Her work reimagines archival records, reflecting how personal and collective memories shift over time - Read more

  

Irish in Britain Memory Box 

In Spring 2025, BA Product and Furniture Design students developed the Memory Box project using oral histories from Irish migrants in Britain. They created an interactive box with nine themed objects, each triggering audio recordings to support storytelling and reminiscence.

Using RFID tagging and 3D printing, in collaboration with the School of Computing and Digital Media, the box is designed to travel to community groups to promote wellbeing and memory-sharing. Read more

 

Grunwick 50: Visual Design and the Archive

In April 2026, Illustration and Animation and Graphic Design students created visual art responses for our 'Grunwick 50' display area using archival material from the 1976-78 strike. Part of a 'work-ready' placement, they produced over two weeks contemporary designs like posters and handouts based on primary sources.

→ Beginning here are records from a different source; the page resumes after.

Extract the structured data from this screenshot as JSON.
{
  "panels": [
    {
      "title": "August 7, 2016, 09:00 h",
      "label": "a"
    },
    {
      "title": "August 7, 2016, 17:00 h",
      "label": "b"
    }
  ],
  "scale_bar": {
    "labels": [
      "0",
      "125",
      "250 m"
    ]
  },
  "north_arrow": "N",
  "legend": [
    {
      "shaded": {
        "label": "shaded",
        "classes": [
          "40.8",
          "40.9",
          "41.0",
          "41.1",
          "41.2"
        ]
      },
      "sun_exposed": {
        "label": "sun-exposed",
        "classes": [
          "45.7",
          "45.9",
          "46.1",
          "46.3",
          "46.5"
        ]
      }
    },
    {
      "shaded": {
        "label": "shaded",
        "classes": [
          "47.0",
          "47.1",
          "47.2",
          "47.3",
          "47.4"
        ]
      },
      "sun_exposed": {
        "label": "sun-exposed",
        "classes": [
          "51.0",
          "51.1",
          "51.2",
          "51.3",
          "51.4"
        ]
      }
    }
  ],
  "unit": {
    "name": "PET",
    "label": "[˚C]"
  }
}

The project combined research and professional practice to make the archive accessible while maintaining historical accuracy. Read more

 

Oral History

'Oral history has grown, over the past 50 years, to become a major channel through which people can participate in documenting their lived experience. Valuing the lives of marginalised groups in society, it creates a ‘history from below’, empowers participants and includes more diverse perspectives on the past.' 

Centre for Life Writing and Oral History, London Metropolitan University 

A number of our outreach projects have included the collection of oral history interviews, recorded to preserve the spoken voice of individuals and communities who are not widely represented in our archives. 

This more inclusive practice of collecting social memory, can allow for a greater participation in these projects and support wider health and wellbeing activities. 

These include interviews recorded for the I Only Came over for a Couple of Years, Healing the Wounds and Black Trade Unionist oral history projects.